In contrast, the DiSC assay measures cell death (delayed loss of membrane integrity, which is what is measured by the DiSC assay, has been shown to correlate with apoptosis). It uses markedly higher drug concentrations than does the HTCA. It is a short-term assay. It poses entirely different technical challenges than does the HTCA. It has a very high evaluability rate, as discussed below. It has been used by private sector clinical laboratories since 1987 and it continues to be used by the three most prominent private sector laboratories which are providing cell culture drug resistance testing in this country today.
Basically, the authors lumped together 6 vastly differing studies, none of which had a control patient population which would be accepted in any journal publication comparing different forms of empiric therapy (i.e. the typical oncology journal chemotherapy paper), and quoted the following median survivals for patients receiving assay-directed therapy (in months): 6.2, 7.2, 8.6, 9.1, 24, and 38.5. They took the median of this series of 6 papers of different technologies and came up with a number of 8.9 (months) to represent the overall median result of assay-directed therapy upon meta-analysis. Then they took the following median survivals for patients receiving empiric therapy (who did not represent scientifically valid control groups): 4.2, 7.3, 10.6, 11.2, 19, and 28. The median of this series came out to be 10.9 and this was stated to represent the median survival for patients receiving empiric therapy.

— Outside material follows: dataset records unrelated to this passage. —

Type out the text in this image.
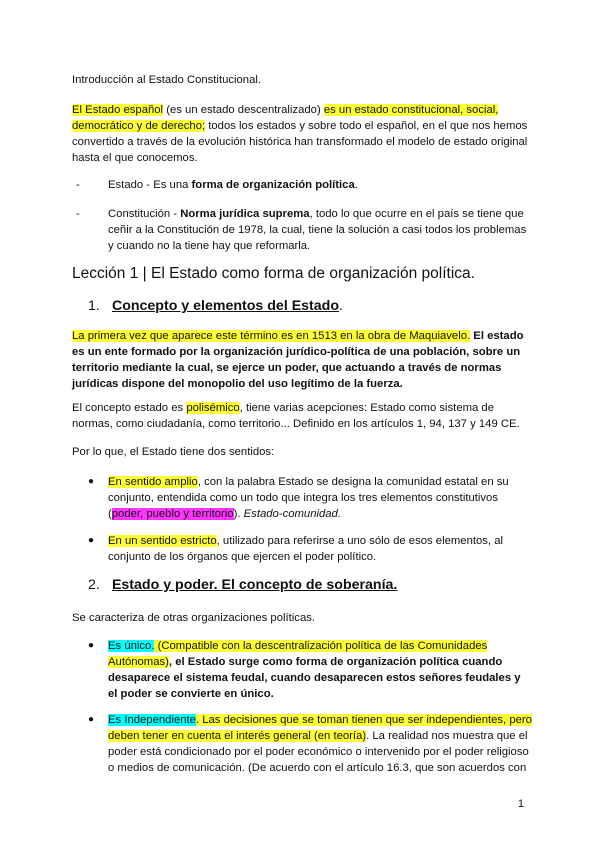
Introducción al Estado Constitucional.

El Estado español (es un estado descentralizado) es un estado constitucional, social, democrático y de derecho; todos los estados y sobre todo el español, en el que nos hemos convertido a través de la evolución histórica han transformado el modelo de estado original hasta el que conocemos.

- Estado - Es una forma de organización política.
- Constitución - Norma jurídica suprema, todo lo que ocurre en el país se tiene que ceñir a la Constitución de 1978, la cual, tiene la solución a casi todos los problemas y cuando no la tiene hay que reformarla.
Lección 1 | El Estado como forma de organización política.
1. Concepto y elementos del Estado.

La primera vez que aparece este término es en 1513 en la obra de Maquiavelo. El estado es un ente formado por la organización jurídico-política de una población, sobre un territorio mediante la cual, se ejerce un poder, que actuando a través de normas jurídicas dispone del monopolio del uso legítimo de la fuerza.

El concepto estado es polisémico, tiene varias acepciones: Estado como sistema de normas, como ciudadanía, como territorio... Definido en los artículos 1, 94, 137 y 149 CE.

Por lo que, el Estado tiene dos sentidos:

● En sentido amplio, con la palabra Estado se designa la comunidad estatal en su conjunto, entendida como un todo que integra los tres elementos constitutivos (poder, pueblo y territorio). Estado-comunidad.
● En un sentido estricto, utilizado para referirse a uno sólo de esos elementos, al conjunto de los órganos que ejercen el poder político.
2. Estado y poder. El concepto de soberanía.

Se caracteriza de otras organizaciones políticas.

● Es único. (Compatible con la descentralización política de las Comunidades Autónomas), el Estado surge como forma de organización política cuando desaparece el sistema feudal, cuando desaparecen estos señores feudales y el poder se convierte en único.
● Es Independiente. Las decisiones que se toman tienen que ser independientes, pero deben tener en cuenta el interés general (en teoría). La realidad nos muestra que el poder está condicionado por el poder económico o intervenido por el poder religioso o medios de comunicación. (De acuerdo con el artículo 16.3, que son acuerdos con
1
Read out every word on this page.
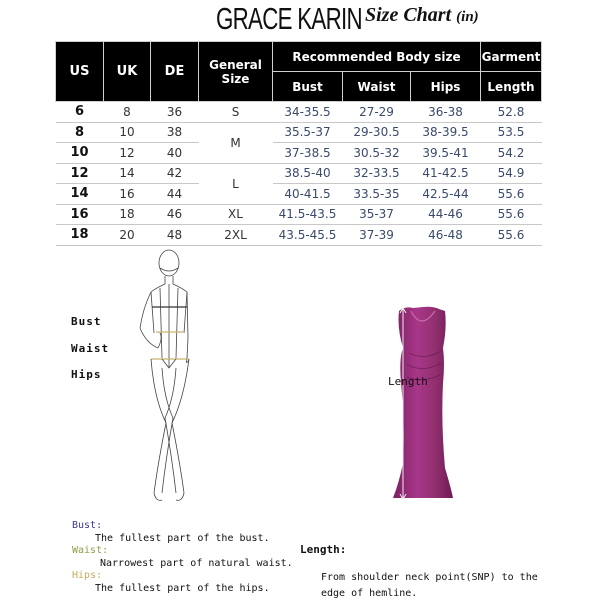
GRACE KARIN Size Chart (in)
US	UK	DE	General Size	Recommended Body size			Garment
				Bust	Waist	Hips	Length
6	8	36	S	34-35.5	27-29	36-38	52.8
8	10	38	M	35.5-37	29-30.5	38-39.5	53.5
10	12	40		37-38.5	30.5-32	39.5-41	54.2
12	14	42	L	38.5-40	32-33.5	41-42.5	54.9
14	16	44		40-41.5	33.5-35	42.5-44	55.6
16	18	46	XL	41.5-43.5	35-37	44-46	55.6
18	20	48	2XL	43.5-45.5	37-39	46-48	55.6
Bust
Waist
Hips
Length
Bust:
The fullest part of the bust.
Waist:
Narrowest part of natural waist.
Hips:
The fullest part of the hips.
Length:
From shoulder neck point(SNP) to the edge of hemline.
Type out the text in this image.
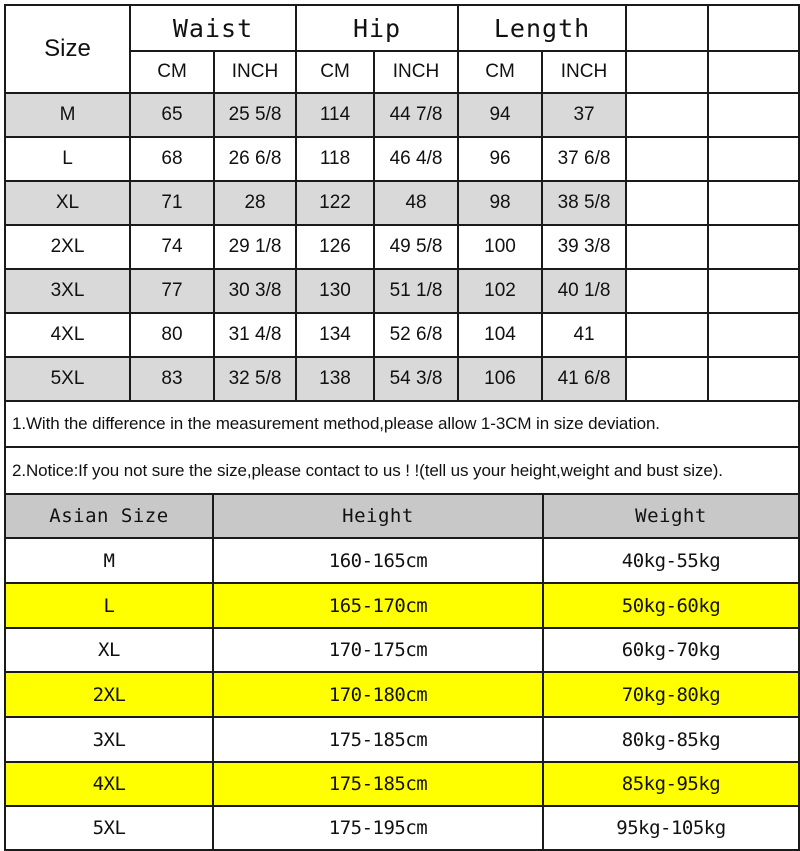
Size	Waist		Hip		Length			
	CM	INCH	CM	INCH	CM	INCH		
M	65	25 5/8	114	44 7/8	94	37		
L	68	26 6/8	118	46 4/8	96	37 6/8		
XL	71	28	122	48	98	38 5/8		
2XL	74	29 1/8	126	49 5/8	100	39 3/8		
3XL	77	30 3/8	130	51 1/8	102	40 1/8		
4XL	80	31 4/8	134	52 6/8	104	41		
5XL	83	32 5/8	138	54 3/8	106	41 6/8		
1.With the difference in the measurement method,please allow 1-3CM in size deviation.								
2.Notice:If you not sure the size,please contact to us ! !(tell us your height,weight and bust size).								
Asian Size	Height	Weight
M	160-165cm	40kg-55kg
L	165-170cm	50kg-60kg
XL	170-175cm	60kg-70kg
2XL	170-180cm	70kg-80kg
3XL	175-185cm	80kg-85kg
4XL	175-185cm	85kg-95kg
5XL	175-195cm	95kg-105kg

Lumping together non-randomized data from widely varying studies of technologies which are not in any way comparable for meta-analysis to obtain parameters such as median survivals and then to make comparisons of these median survivals is not scientifically justifiable. Had the median survival with this sort of fractured analysis showed a "signficant" improvement, there is no way on earth the Journal's editor would ever have accepted this for publication. Only because the non-significance of the finding fit in with the Editor's pre-conceived bias was it published.

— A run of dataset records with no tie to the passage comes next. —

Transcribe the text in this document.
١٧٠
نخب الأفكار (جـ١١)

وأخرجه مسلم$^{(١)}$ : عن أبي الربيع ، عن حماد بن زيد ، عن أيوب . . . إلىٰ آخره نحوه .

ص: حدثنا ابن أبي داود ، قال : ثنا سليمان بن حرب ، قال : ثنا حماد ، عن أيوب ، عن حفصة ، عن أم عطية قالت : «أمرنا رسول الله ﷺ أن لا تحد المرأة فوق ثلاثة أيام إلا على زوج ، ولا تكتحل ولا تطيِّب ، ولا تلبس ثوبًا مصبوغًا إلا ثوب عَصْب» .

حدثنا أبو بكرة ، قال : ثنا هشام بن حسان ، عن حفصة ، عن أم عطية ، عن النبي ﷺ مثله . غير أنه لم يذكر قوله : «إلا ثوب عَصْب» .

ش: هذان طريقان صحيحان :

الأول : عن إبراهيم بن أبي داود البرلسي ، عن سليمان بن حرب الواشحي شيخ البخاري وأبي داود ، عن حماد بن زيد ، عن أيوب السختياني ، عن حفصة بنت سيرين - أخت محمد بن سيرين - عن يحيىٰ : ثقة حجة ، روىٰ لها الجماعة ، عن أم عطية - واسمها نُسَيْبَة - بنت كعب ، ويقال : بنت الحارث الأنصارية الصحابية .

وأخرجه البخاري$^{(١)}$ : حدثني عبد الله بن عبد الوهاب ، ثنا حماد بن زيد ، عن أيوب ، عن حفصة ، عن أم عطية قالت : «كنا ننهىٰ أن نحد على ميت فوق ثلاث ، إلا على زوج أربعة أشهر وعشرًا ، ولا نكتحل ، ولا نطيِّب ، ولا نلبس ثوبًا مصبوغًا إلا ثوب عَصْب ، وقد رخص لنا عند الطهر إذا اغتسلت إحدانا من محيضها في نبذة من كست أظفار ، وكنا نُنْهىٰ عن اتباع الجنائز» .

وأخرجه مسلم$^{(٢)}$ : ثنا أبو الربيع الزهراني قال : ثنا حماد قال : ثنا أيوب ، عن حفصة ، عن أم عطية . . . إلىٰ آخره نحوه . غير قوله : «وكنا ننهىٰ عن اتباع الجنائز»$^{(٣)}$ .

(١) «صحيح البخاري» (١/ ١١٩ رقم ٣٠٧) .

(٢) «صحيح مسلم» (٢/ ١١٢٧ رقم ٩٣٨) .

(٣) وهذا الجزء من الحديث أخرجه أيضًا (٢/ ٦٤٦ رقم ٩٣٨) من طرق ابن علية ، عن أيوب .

Since it was the authors' intention to evaluate the "efficacy" of DST-selected therapy, it would seem most appropriate to first evaluate the quality of the data which exist to make this determination. In order to be useful to the many hundreds of clinical oncologists who continue to use this DST in their clinical practices, it would also be helpful to note how the technologies evaluated in this review compare with the technologies which are currently being applied as a service to patients.

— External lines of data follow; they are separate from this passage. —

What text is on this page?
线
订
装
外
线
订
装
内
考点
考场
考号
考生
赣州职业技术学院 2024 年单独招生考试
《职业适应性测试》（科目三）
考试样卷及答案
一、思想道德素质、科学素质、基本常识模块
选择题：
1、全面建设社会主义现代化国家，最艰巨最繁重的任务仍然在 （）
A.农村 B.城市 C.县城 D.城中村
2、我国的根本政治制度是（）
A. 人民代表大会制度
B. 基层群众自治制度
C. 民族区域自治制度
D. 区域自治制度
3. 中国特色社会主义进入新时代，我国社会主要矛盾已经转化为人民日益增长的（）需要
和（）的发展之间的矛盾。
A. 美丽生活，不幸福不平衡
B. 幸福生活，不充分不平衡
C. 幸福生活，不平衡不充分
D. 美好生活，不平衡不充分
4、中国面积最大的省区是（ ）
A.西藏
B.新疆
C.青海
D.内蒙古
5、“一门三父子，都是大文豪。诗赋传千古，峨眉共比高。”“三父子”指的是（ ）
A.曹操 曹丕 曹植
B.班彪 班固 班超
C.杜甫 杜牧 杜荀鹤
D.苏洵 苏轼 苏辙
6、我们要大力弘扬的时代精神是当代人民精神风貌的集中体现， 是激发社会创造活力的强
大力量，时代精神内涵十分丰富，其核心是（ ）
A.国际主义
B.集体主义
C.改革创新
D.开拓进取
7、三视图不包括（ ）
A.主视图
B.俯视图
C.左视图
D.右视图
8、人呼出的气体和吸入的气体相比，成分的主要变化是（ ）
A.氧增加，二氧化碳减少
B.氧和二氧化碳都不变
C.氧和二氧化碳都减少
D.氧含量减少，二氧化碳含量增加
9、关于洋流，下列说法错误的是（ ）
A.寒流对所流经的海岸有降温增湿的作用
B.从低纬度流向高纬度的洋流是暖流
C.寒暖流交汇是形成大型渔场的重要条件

As the HTCA is not one of the technologies which has been used by the private sector laboratories, but as (technically-evolved) versions of the DiSC assay are used, it would appear that the only papers discussing survivorship which are relevant to present-day clinical practice are the three lung cancer studies from the NCI which ostensibly utilized the DiSC assay (authors' refs. 9, 10, 39, 11, 12). The problems at the core of these studies are described in the following section.